For my project I was interested in the effects of diseases on the tissue and function of the respiratory system, specifically in the case of COVID-19. Although there is much that we are still learning about this evolved killer, many studies and doctors have concluded that in severe cases of acute respiratory distress syndrome caused by COVID-19, post-infected lungs are significantly more damaged than lungs of habitual smokers. This is primarily due to the trauma to the lungs from breakdown of the alveolar epithelial tissue and buildup on the alveolar walls. This finding is extremely interesting- and frightening. As we grow up we are taught that smoking is bad for our health and to stay away from it; therefore I believe that this finding provides a great reference for how dangerous this respiratory disease can be, and why we should continue to follow necessary precautions to prevent the spread of is.

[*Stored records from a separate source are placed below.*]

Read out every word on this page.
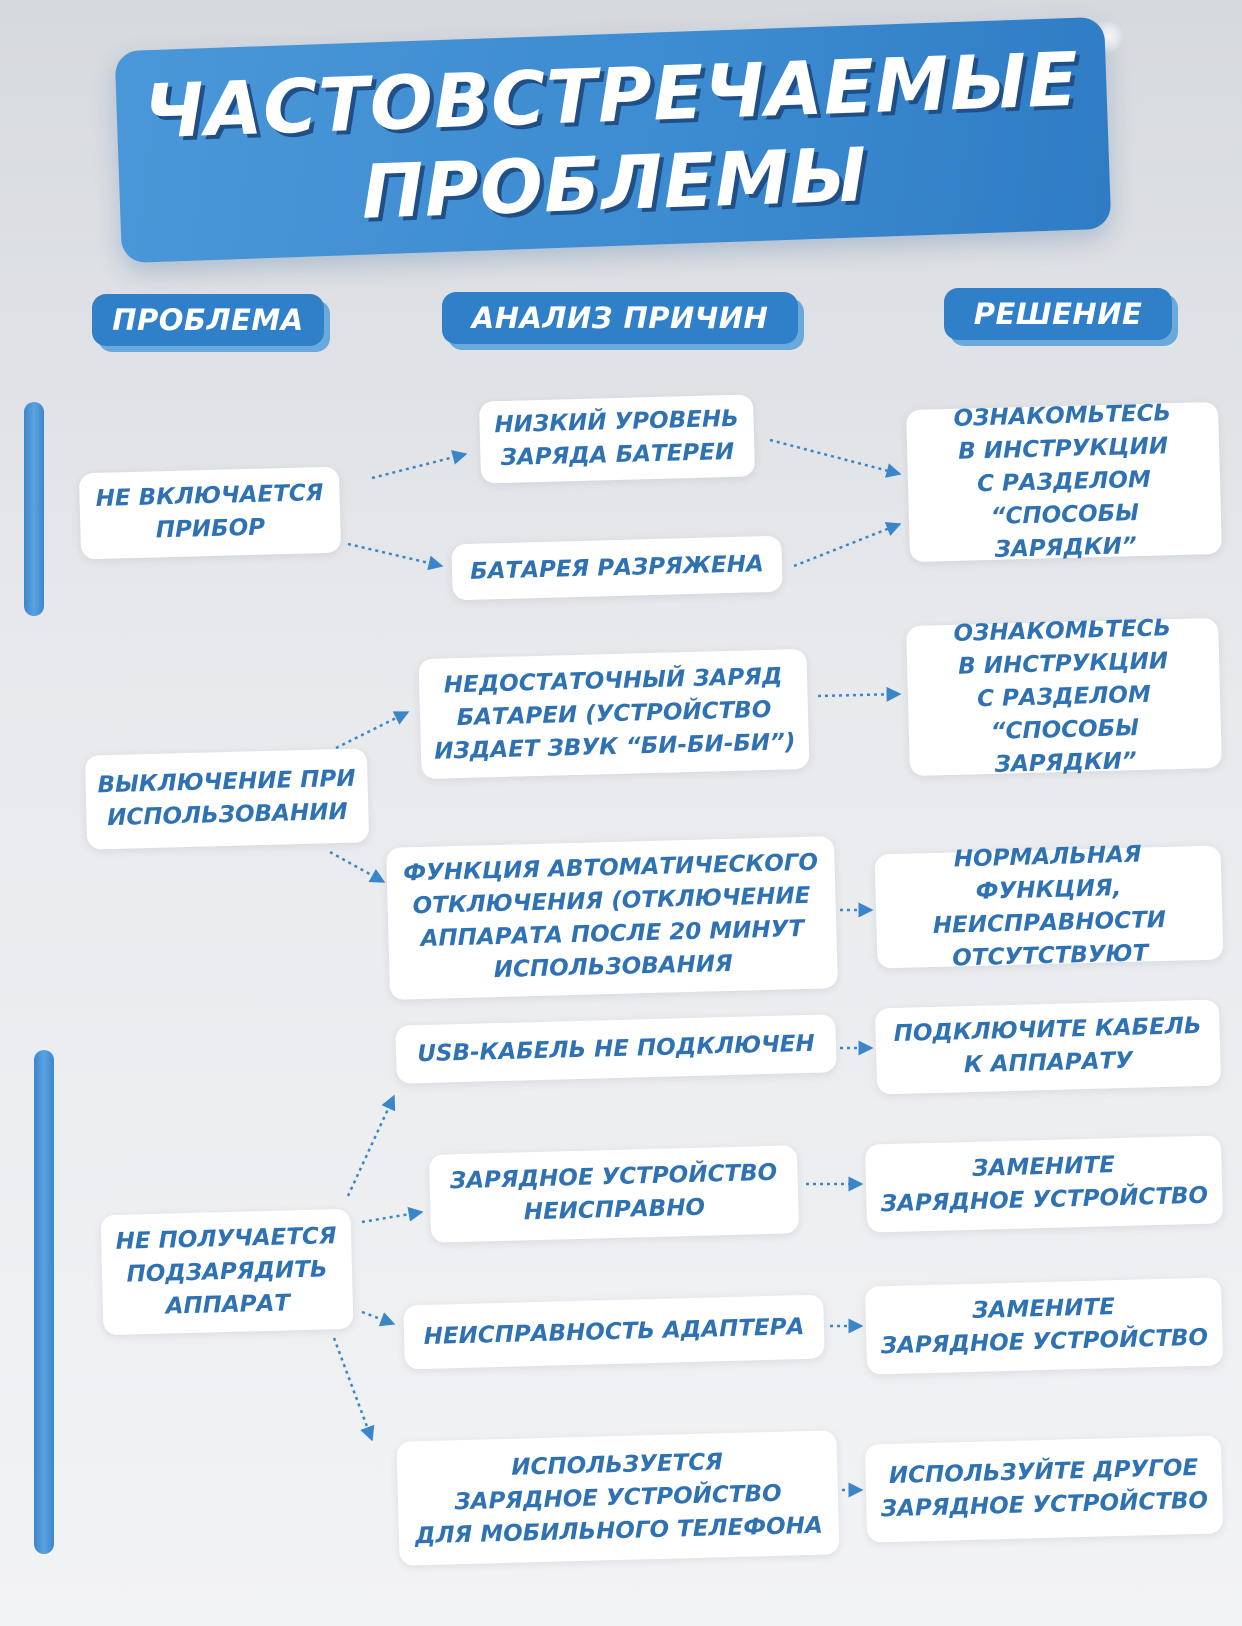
ЧАСТОВСТРЕЧАЕМЫЕ
ПРОБЛЕМЫ
ПРОБЛЕМА	АНАЛИЗ ПРИЧИН	РЕШЕНИЕ
НЕ ВКЛЮЧАЕТСЯ
ПРИБОР
НИЗКИЙ УРОВЕНЬ
ЗАРЯДА БАТЕРЕИ
БАТАРЕЯ РАЗРЯЖЕНА
ОЗНАКОМЬТЕСЬ
В ИНСТРУКЦИИ
С РАЗДЕЛОМ
“СПОСОБЫ ЗАРЯДКИ”
ВЫКЛЮЧЕНИЕ ПРИ
ИСПОЛЬЗОВАНИИ
НЕДОСТАТОЧНЫЙ ЗАРЯД
БАТАРЕИ (УСТРОЙСТВО
ИЗДАЕТ ЗВУК “БИ-БИ-БИ”)
ФУНКЦИЯ АВТОМАТИЧЕСКОГО
ОТКЛЮЧЕНИЯ (ОТКЛЮЧЕНИЕ
АППАРАТА ПОСЛЕ 20 МИНУТ
ИСПОЛЬЗОВАНИЯ
ОЗНАКОМЬТЕСЬ
В ИНСТРУКЦИИ
С РАЗДЕЛОМ
“СПОСОБЫ ЗАРЯДКИ”
НОРМАЛЬНАЯ ФУНКЦИЯ,
НЕИСПРАВНОСТИ
ОТСУТСТВУЮТ
НЕ ПОЛУЧАЕТСЯ
ПОДЗАРЯДИТЬ
АППАРАТ
USB-КАБЕЛЬ НЕ ПОДКЛЮЧЕН
ЗАРЯДНОЕ УСТРОЙСТВО
НЕИСПРАВНО
НЕИСПРАВНОСТЬ АДАПТЕРА
ИСПОЛЬЗУЕТСЯ
ЗАРЯДНОЕ УСТРОЙСТВО
ДЛЯ МОБИЛЬНОГО ТЕЛЕФОНА
ПОДКЛЮЧИТЕ КАБЕЛЬ
К АППАРАТУ
ЗАМЕНИТЕ
ЗАРЯДНОЕ УСТРОЙСТВО
ЗАМЕНИТЕ
ЗАРЯДНОЕ УСТРОЙСТВО
ИСПОЛЬЗУЙТЕ ДРУГОЕ
ЗАРЯДНОЕ УСТРОЙСТВО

For the art aspect, I decided to do an illustration using water paint. I outlined a chest X-ray and divided into three sections; the water paint allowed me to easily show transparency and variation of shades as you would typically see in an X-ray. The middle section represents a normal lung: its consistent darkness throughout represents the air and gas exchange that is occurring. The left represents smokers’ lungs: the black and white shows scarring and congestion. Finally, the right section is a post-COVID-19 lung: the grey shade represents severe inflammation and the presence of infection.

One Comment

  1. Acute Respiratory Distress System (ARDS) is characterized by severe damage to the lungs that results in fluid buildup and prolonged inflammation of the alveoli. This afflictions leads to the breakdown of alveolar epithelia tissue effectively destroying the alveoli walls leading to decreased respiratory capacity and the coating of alveoli in debris. Typical symptoms are shortness of breath and fatigue due to the poor gaseous exchange in the damaged lungs. When we consider the etiology of the disease most people will assume poor life choices such as smoking lead to the affliction. However, with the arrival of COVID-19 we are seeing similar results in a much shorter period of time. In fact some research has indicated that post COVID-19 lungs are worse than a habitual smokers lungs. Some of this conclusion is based on functionality as well as x-ray findings. When viewed through x-rays a healthy set of lungs appear black in color as they are full of air and not under duress. In those with lung damage from habitual smoking it is common to see some areas of black with white lines indicating scaring. In instances of COVID-19, lungs appear grey in color as it is reflecting the sever congestion occurring. As we continue to learn more about the disease and its potential short and long term effect its evident the general public still needs to be concerned and take necessary precautions. It may be a good idea to examine life choices as well to limit the amount of core morbidities present, thus increasing the likelihood of surviving a bout with COVID-19.